What’s New in Healthcare: Doctors Successfully Transplant HIV-Infected Organs in the US For the First Time
A new source of transplant organs for patients with HIV has been discovered in the US – which happens to be others with HIV. Physicians from Johns Hopkins Medicine have performed two breakthrough organ transplantations which involve an HIV-positive liver and kidney. These transplantations are considered a historic precedent that will do much to lessen the continuing organ shortage, while paving the way towards similar transplants involving other diseases.
The organs where from a HIV-positive Connecticut woman who died earlier last month (March). Her family decided to donate her organs to those who needed them. Her kidney and liver were successfully transplanted into two recipients, both of whom are HIV-positive. This breakthrough is said to end a 25-year-stretch in which it was illegal in the US to use HIV-positive organs for transplants. The surgery involving the liver was a world’s first, while the kidney transplant was the first in the United States.
Addressing organ shortage
Dr. Dorry L. Segev, transplant surgeon with the Johns Hopkins University School of Medicine, led the team that performed the surgery, and says that he and colleagues first started talking about doing such a procedure six years ago. He said a press statement, “This is an unbelievably exciting day for our hospital and our team, but more importantly for patients living with both HIV and end-stage organ disease. For these individuals, this could mean a new chance at life.”

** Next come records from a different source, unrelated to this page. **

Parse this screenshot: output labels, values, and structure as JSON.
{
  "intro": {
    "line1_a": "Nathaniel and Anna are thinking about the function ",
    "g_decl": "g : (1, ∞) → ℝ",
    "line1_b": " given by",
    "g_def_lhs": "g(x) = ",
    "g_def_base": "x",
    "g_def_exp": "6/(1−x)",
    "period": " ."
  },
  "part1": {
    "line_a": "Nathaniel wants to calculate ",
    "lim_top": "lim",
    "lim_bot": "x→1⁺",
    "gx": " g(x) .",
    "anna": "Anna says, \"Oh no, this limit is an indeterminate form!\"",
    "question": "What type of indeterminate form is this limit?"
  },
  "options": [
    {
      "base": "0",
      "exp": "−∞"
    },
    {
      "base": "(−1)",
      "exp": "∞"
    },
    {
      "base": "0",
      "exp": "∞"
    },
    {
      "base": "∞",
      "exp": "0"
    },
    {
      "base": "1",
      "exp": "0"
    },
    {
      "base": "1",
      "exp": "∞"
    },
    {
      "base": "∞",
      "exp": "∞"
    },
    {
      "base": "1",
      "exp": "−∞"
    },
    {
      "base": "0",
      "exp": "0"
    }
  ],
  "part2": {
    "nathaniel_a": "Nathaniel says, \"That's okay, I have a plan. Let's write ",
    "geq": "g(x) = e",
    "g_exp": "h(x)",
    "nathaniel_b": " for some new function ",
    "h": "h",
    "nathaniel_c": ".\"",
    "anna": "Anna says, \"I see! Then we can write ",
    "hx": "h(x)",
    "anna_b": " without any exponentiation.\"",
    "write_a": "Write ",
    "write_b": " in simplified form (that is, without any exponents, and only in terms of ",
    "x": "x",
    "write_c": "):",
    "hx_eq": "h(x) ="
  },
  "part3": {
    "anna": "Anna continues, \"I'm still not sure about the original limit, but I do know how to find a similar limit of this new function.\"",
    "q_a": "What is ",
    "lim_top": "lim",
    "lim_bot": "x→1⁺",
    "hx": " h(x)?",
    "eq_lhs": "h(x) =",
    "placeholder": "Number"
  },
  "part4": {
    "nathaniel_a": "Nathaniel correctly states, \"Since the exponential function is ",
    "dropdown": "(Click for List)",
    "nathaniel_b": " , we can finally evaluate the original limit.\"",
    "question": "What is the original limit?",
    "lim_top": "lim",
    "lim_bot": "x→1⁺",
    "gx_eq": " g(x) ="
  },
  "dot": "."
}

Segev adds that deceased HIV-positive patients represent an important new source of critically-needed organs for transplants as he estimates that 500 to 600 donors are available each year, which could save over a thousand lives. Since there are about 122,000 people on the transplant waiting list in the US at any given time, of which thousands die each year, these said donations would do much to address the ongoing donor shortage in the United States.

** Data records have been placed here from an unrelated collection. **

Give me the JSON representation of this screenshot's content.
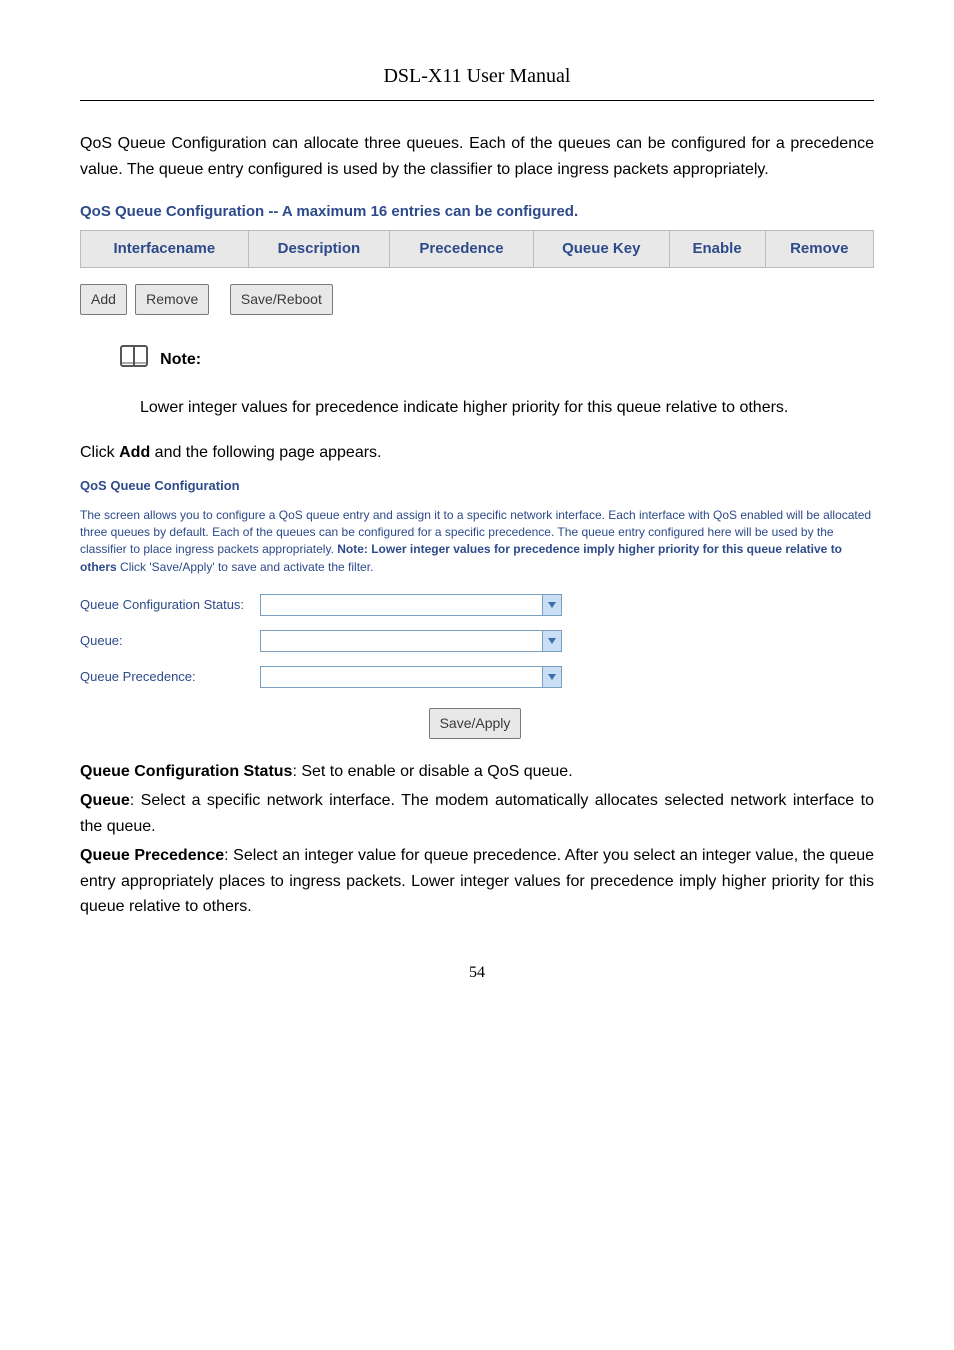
{
  "header": {
    "title": "DSL-X11 User Manual"
  },
  "intro": "QoS Queue Configuration can allocate three queues. Each of the queues can be configured for a precedence value. The queue entry configured is used by the classifier to place ingress packets appropriately.",
  "table": {
    "heading": "QoS Queue Configuration -- A maximum 16 entries can be configured.",
    "cols": [
      "Interfacename",
      "Description",
      "Precedence",
      "Queue Key",
      "Enable",
      "Remove"
    ]
  },
  "buttons": {
    "add": "Add",
    "remove": "Remove",
    "save_reboot": "Save/Reboot",
    "save_apply": "Save/Apply"
  },
  "note": {
    "label": "Note:",
    "text": "Lower integer values for precedence indicate higher priority for this queue relative to others."
  },
  "click_line": {
    "prefix": "Click ",
    "bold": "Add",
    "suffix": " and the following page appears."
  },
  "config": {
    "title": "QoS Queue Configuration",
    "desc_part1": "The screen allows you to configure a QoS queue entry and assign it to a specific network interface. Each interface with QoS enabled will be allocated three queues by default. Each of the queues can be configured for a specific precedence. The queue entry configured here will be used by the classifier to place ingress packets appropriately. ",
    "desc_bold1": "Note: Lower integer values for precedence imply higher priority for this queue relative to others",
    "desc_part2": " Click 'Save/Apply' to save and activate the filter.",
    "fields": {
      "status_label": "Queue Configuration Status:",
      "queue_label": "Queue:",
      "precedence_label": "Queue Precedence:"
    }
  },
  "definitions": {
    "d1_bold": "Queue Configuration Status",
    "d1_text": ": Set to enable or disable a QoS queue.",
    "d2_bold": "Queue",
    "d2_text": ": Select a specific network interface. The modem automatically allocates selected network interface to the queue.",
    "d3_bold": "Queue Precedence",
    "d3_text": ": Select an integer value for queue precedence. After you select an integer value, the queue entry appropriately places to ingress packets. Lower integer values for precedence imply higher priority for this queue relative to others."
  },
  "page_number": "54"
}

Back in 1988, a law had made it illegal for people with HIV to donate organs when they died. “At that time, in the 1980s, this made sense,” Segev says, “because HIV/AIDS was deadly disease.” And medical accidents with HIV had made transplant teams skittish.
According to Dr. Peter Stock, a transplant surgeon at the University of California, San Francisco, “the virus had been transmitted inadvertently in quite a number of patients with solid-organ transplants.”
But by the 1990s, better treatment allowed people with HIV to live a lot longer than they used to. And that also meant that a lot more of them needed organ transplants.
In a 2010 study, Stock and other scientists found that transplant recipients with HIV did about as well as recipients who were HIV-negative. By that point, doctors in South Africa (where nearly 20 percent of adults under age 50 have HIV) had started successfully transplanting HIV-positive organs.
In November 2013, President Obama reversed the 1980s legal ban on such transplants in the U.S. — with bipartisan support.
A first in the US
The surgery was made possible with the passage of the HIV Organ Policy Equity Act of 2013 and the recent approval from the United Network for Organ Sharing. The policy reversal was motivated by recent advances in antiretroviral drugs and other therapies which have done much to lessen the toll of HIV/AIDS (however these therapies often cause liver or kidney failure). Furthermore, surgeons have developed techniques and protocols to make sure that the HIV virus doesn’t spread to the medical team.
Segev said, “this was a six-year challenge that involved identifying a problem that affected our patients, doing the research to better understand that problem, taking that to the Hill, getting the bill passed.” Currently, he and his colleagues are working to make sure that the two patients (one is already at home, the other recovering in the hospital) who got these organs stay healthy. The doctors also are working with 30 other hospitals in the U.S. to get similar surgeries going across the country.
In the future, transplants could involve other organs, such as lungs, pancreas, and intestines. Likewise, this milestone could influence similar surgeries for patients infected with other communicable diseases, such as hepatitis C. At present, surgical teams from two different US universities are planning to use hep-C-infected kidneys for transplants later this year.